Wschodnie Wybrzeże Stanów Zjednoczonych szykuje się na silne opady śniegu. Synoptycy przewidują, że biały puch obficie spadnie w sobotę wieczorem. Aż milion osób może zostać pozbawionych prądu.
Weekend zapowiada się katastrofalnie dla mieszkańców północno-wschodniego wybrzeża USA. Synoptycy ostrzegają przed silną burzą, która spowoduje lokalne zalania i podtopienia, przerwy w dostawie prądu i utrudnienia komunikacyjne na skutek powalonych na drodze drzew.
Niebezpieczny śnieg
Synoptycy ostrzegają też przed dużymi opadami śniegu, które mogą spowodować przerwy w dostawie prądu.
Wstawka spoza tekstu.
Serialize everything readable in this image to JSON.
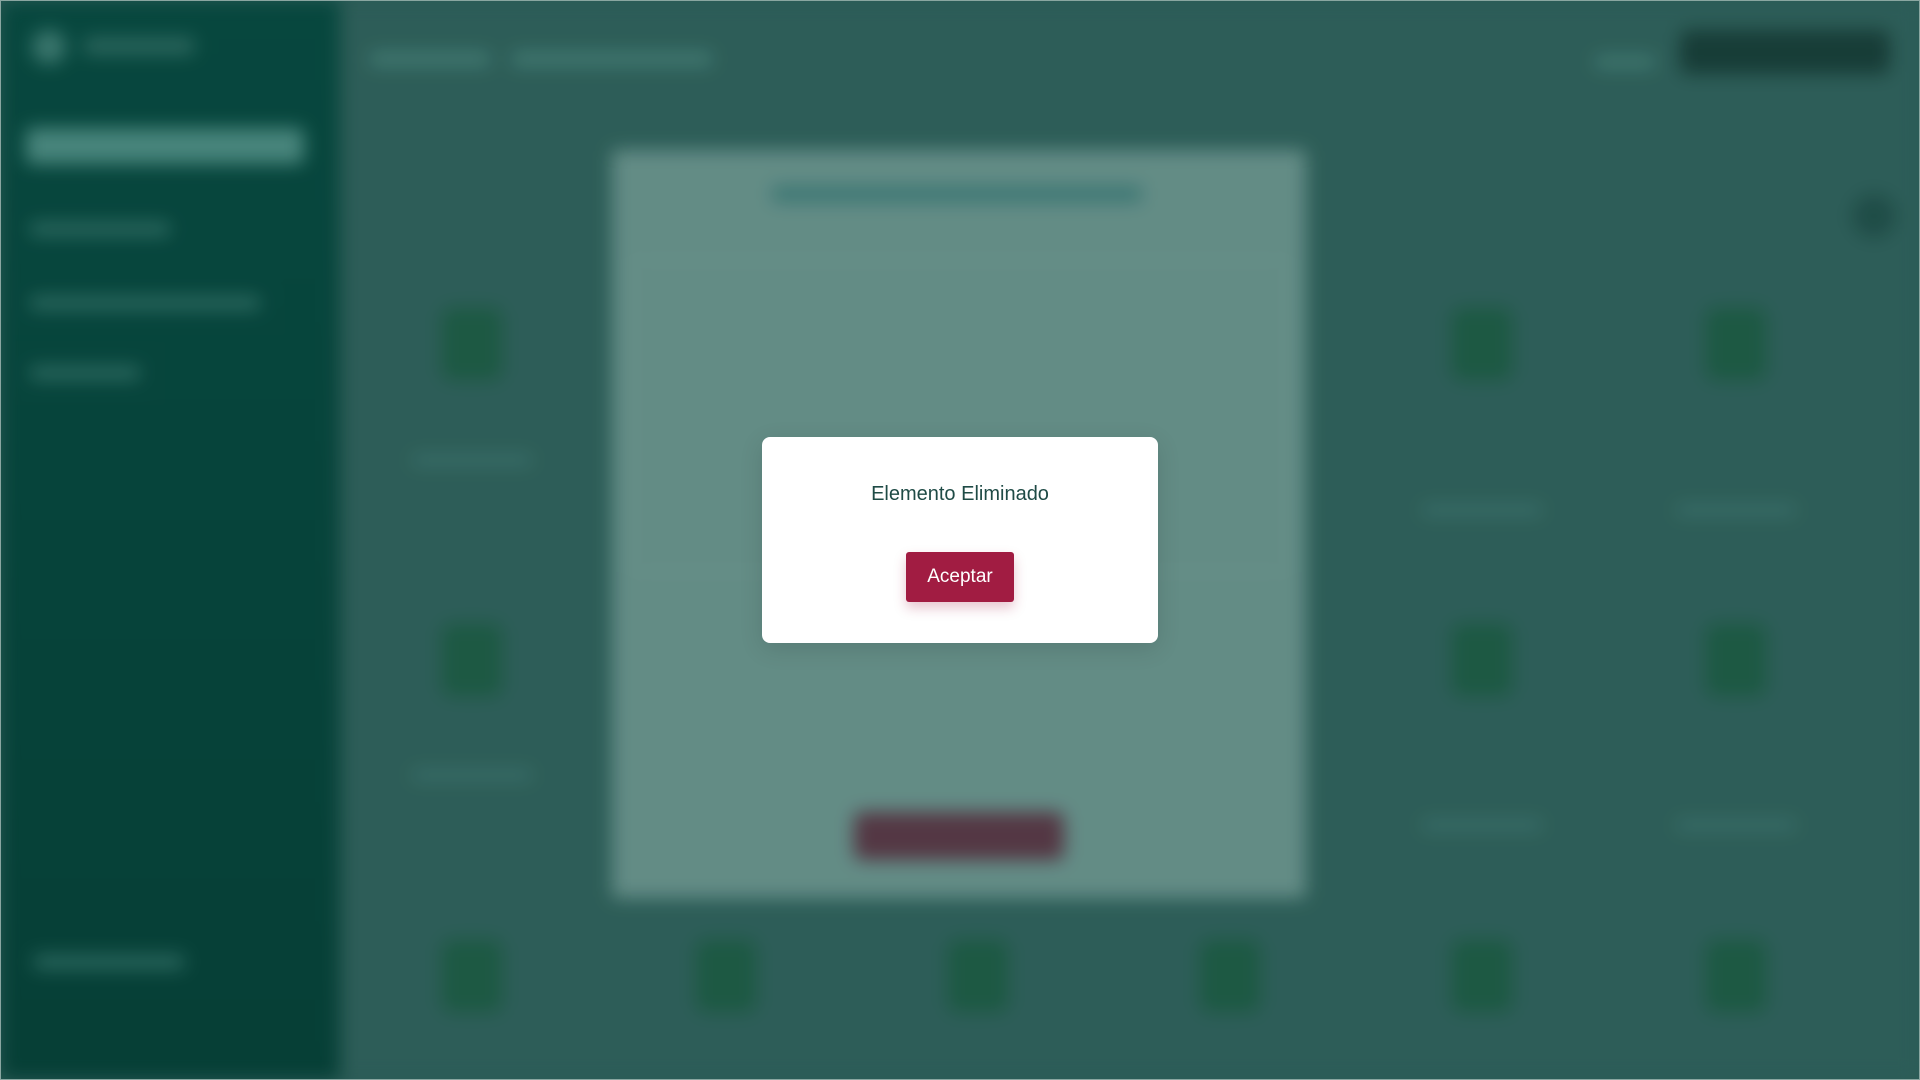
{
  "dialog": {
    "message": "Elemento Eliminado",
    "accept_label": "Aceptar"
  },
  "colors": {
    "sidebar": "#04463c",
    "background": "#2e5e58",
    "accent": "#a11c42",
    "dialog_text": "#1f4b46"
  }
}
Negatywne skutki białego puchu odczuje nawet milion osób.
Opady spodziewane są w największych amerykańskich metropoliach: Waszyngtonie, Nowym Jorku i Bostonie.
30 cm białego puchu
- Ostrzegamy wszystkich mieszkańców Wchodniego Wybrzeża. Temperatura może gwałtownie spadać a warunki atmosferyczne z godziny na godzinę będą się pogarszać. Apelujemy o ostrożną jazdę i śledzenie lokalnych komunikatów meteorologicznych - mówi Elliot Abrams, szef synoptyków Accuweather.
Spodziewana wysokość opadów to nawet 30 centymetrów, zwłaszcza w rejonie Massachusetts, Rhode Island, Connecticut.
Mroźne powietrze z północy utrzyma się na tym terytorium do piątku.
Zwyczajowo pierwszy śnieg pojawia sie na Wschodnim Wybrzeżu dopiero około 18 grudnia. Były jednak przypadki w historii, kiedy spadał wcześniej. W 1895 roku w listopadzie w Nowym Jorku spadły 4 cm śniegu.